# How do you pick up goat droppings?



## Nab58 (May 8, 2016)

I'm new to goat ownership. I'm trying to clean up around their area with a rake and find when I rake the straw from their bedding the berries fall through and are impossible to pick up.
How do you all pick up poop? The only other thing I can think of is raking onto a flat edged shovel but even that seems awfully tedious.


----------



## deerbunnyfarm (Dec 14, 2015)

I use a flat edge shovel or a broom


----------



## PurpleToad (Feb 14, 2016)

In their yard I just leave the berries, in the goat house (concrete floor) I use a broom to sweep them up.


----------



## toth boer goats (Jul 20, 2008)

I use a shovel.


----------



## TDG-Farms (Jul 12, 2013)

Pitchfork, rake, flat bottom shovel. Big floor broom if you are OCD like I am about it. But here is the deal. They are going to make more. So if you leave a few berries its not big deal. Even if you got every single one, there is also going to be new ones


----------



## Dayna (Aug 16, 2012)

I have one of these. Works great for goat poop and donkey poop.
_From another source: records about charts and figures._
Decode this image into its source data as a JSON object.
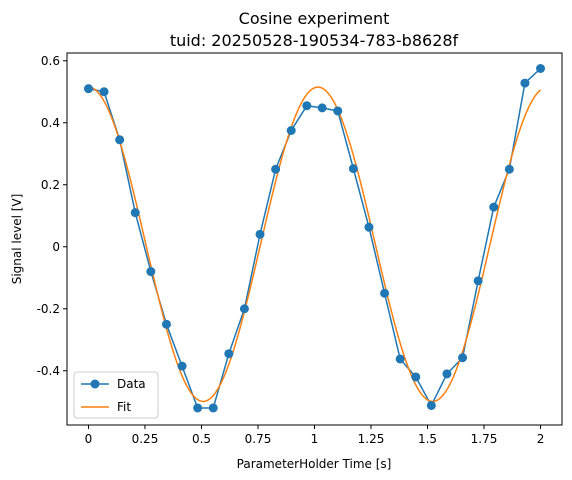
{
  "chart_data": {
    "type": "line",
    "title": "Cosine experiment",
    "subtitle": "tuid: 20250528-190534-783-b8628f",
    "xlabel": "ParameterHolder Time [s]",
    "ylabel": "Signal level [V]",
    "xlim": [
      -0.095,
      2.095
    ],
    "ylim": [
      -0.575,
      0.625
    ],
    "xticks": [
      0,
      0.25,
      0.5,
      0.75,
      1,
      1.25,
      1.5,
      1.75,
      2
    ],
    "xtick_labels": [
      "0",
      "0.25",
      "0.5",
      "0.75",
      "1",
      "1.25",
      "1.5",
      "1.75",
      "2"
    ],
    "yticks": [
      -0.4,
      -0.2,
      0,
      0.2,
      0.4,
      0.6
    ],
    "ytick_labels": [
      "-0.4",
      "-0.2",
      "0",
      "0.2",
      "0.4",
      "0.6"
    ],
    "grid": false,
    "legend_position": "lower-left",
    "series": [
      {
        "name": "Data",
        "color": "#1f77b4",
        "marker": "circle",
        "x": [
          0,
          0.069,
          0.138,
          0.207,
          0.276,
          0.345,
          0.414,
          0.483,
          0.552,
          0.621,
          0.69,
          0.759,
          0.828,
          0.897,
          0.966,
          1.034,
          1.103,
          1.172,
          1.241,
          1.31,
          1.379,
          1.448,
          1.517,
          1.586,
          1.655,
          1.724,
          1.793,
          1.862,
          1.931,
          2.0
        ],
        "y": [
          0.51,
          0.5,
          0.345,
          0.11,
          -0.08,
          -0.25,
          -0.385,
          -0.52,
          -0.52,
          -0.345,
          -0.2,
          0.04,
          0.25,
          0.375,
          0.455,
          0.448,
          0.438,
          0.252,
          0.063,
          -0.15,
          -0.362,
          -0.42,
          -0.512,
          -0.41,
          -0.358,
          -0.11,
          0.128,
          0.25,
          0.528,
          0.575
        ]
      },
      {
        "name": "Fit",
        "color": "#ff7f0e",
        "marker": "none",
        "amplitude": 0.507,
        "frequency": 0.985,
        "offset": 0.008,
        "x_range": [
          0,
          2
        ]
      }
    ]
  }
}
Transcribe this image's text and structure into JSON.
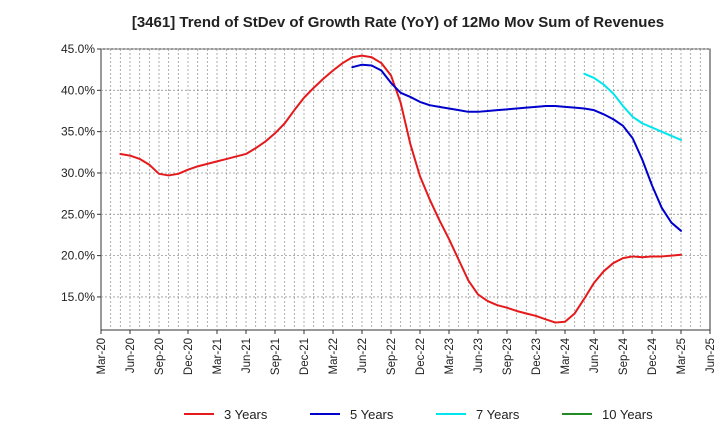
{
  "chart_data": {
    "type": "line",
    "title": "[3461]  Trend of StDev of Growth Rate (YoY) of 12Mo Mov Sum of Revenues",
    "xlabel": "",
    "ylabel": "",
    "ylim": [
      11,
      45
    ],
    "y_ticks": [
      15,
      20,
      25,
      30,
      35,
      40,
      45
    ],
    "y_tick_labels": [
      "15.0%",
      "20.0%",
      "25.0%",
      "30.0%",
      "35.0%",
      "40.0%",
      "45.0%"
    ],
    "x_ticks": [
      "Mar-20",
      "Jun-20",
      "Sep-20",
      "Dec-20",
      "Mar-21",
      "Jun-21",
      "Sep-21",
      "Dec-21",
      "Mar-22",
      "Jun-22",
      "Sep-22",
      "Dec-22",
      "Mar-23",
      "Jun-23",
      "Sep-23",
      "Dec-23",
      "Mar-24",
      "Jun-24",
      "Sep-24",
      "Dec-24",
      "Mar-25",
      "Jun-25"
    ],
    "x_index_note": "x values are month offsets from Mar-20 (0 = Mar-20, 63 = Jun-25)",
    "x_range": [
      0,
      63
    ],
    "grid": true,
    "legend_position": "bottom",
    "series": [
      {
        "name": "3 Years",
        "color": "#e41a1c",
        "x": [
          2,
          3,
          4,
          5,
          6,
          7,
          8,
          9,
          10,
          11,
          12,
          13,
          14,
          15,
          16,
          17,
          18,
          19,
          20,
          21,
          22,
          23,
          24,
          25,
          26,
          27,
          28,
          29,
          30,
          31,
          32,
          33,
          34,
          35,
          36,
          37,
          38,
          39,
          40,
          41,
          42,
          43,
          44,
          45,
          46,
          47,
          48,
          49,
          50,
          51,
          52,
          53,
          54,
          55,
          56,
          57,
          58,
          59,
          60
        ],
        "values": [
          32.3,
          32.1,
          31.7,
          31.0,
          29.9,
          29.7,
          29.9,
          30.4,
          30.8,
          31.1,
          31.4,
          31.7,
          32.0,
          32.3,
          33.0,
          33.8,
          34.8,
          36.0,
          37.6,
          39.1,
          40.3,
          41.4,
          42.4,
          43.3,
          44.0,
          44.2,
          44.0,
          43.3,
          41.8,
          38.5,
          33.5,
          29.6,
          26.8,
          24.3,
          22.0,
          19.5,
          17.0,
          15.3,
          14.5,
          14.0,
          13.7,
          13.3,
          13.0,
          12.7,
          12.3,
          11.9,
          12.0,
          13.0,
          14.8,
          16.7,
          18.1,
          19.1,
          19.7,
          19.9,
          19.8,
          19.9,
          19.9,
          20.0,
          20.1
        ]
      },
      {
        "name": "5 Years",
        "color": "#0000cd",
        "x": [
          26,
          27,
          28,
          29,
          30,
          31,
          32,
          33,
          34,
          35,
          36,
          37,
          38,
          39,
          40,
          41,
          42,
          43,
          44,
          45,
          46,
          47,
          48,
          49,
          50,
          51,
          52,
          53,
          54,
          55,
          56,
          57,
          58,
          59,
          60
        ],
        "values": [
          42.8,
          43.1,
          43.0,
          42.4,
          40.9,
          39.7,
          39.2,
          38.6,
          38.2,
          38.0,
          37.8,
          37.6,
          37.4,
          37.4,
          37.5,
          37.6,
          37.7,
          37.8,
          37.9,
          38.0,
          38.1,
          38.1,
          38.0,
          37.9,
          37.8,
          37.6,
          37.1,
          36.5,
          35.7,
          34.2,
          31.6,
          28.5,
          25.8,
          24.0,
          23.0
        ]
      },
      {
        "name": "7 Years",
        "color": "#00e5ee",
        "x": [
          50,
          51,
          52,
          53,
          54,
          55,
          56,
          57,
          58,
          59,
          60
        ],
        "values": [
          42.0,
          41.5,
          40.7,
          39.6,
          38.1,
          36.8,
          36.0,
          35.5,
          35.0,
          34.5,
          34.0
        ]
      },
      {
        "name": "10 Years",
        "color": "#228b22",
        "x": [],
        "values": []
      }
    ]
  }
}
http://www.theoriginalhorsetackcompany.com/blue-hawaii-poop-scoop-76760-prd1.htm


----------



## Snookie (Mar 25, 2015)

I use a superfork to pick up big stuff (hay, shavings, etc.) Then I use a broom and dust pan (the long handle ones, like they use in restaurants) to sweep up the rest.

I sprinkle some PDZ on the wet spots, throw a few shavings on top of that. I have rubber mats in my stalls so once a week I use their water buckets to rinse the floor off.

For the porch outside their stalls, I use a leaf blower.


----------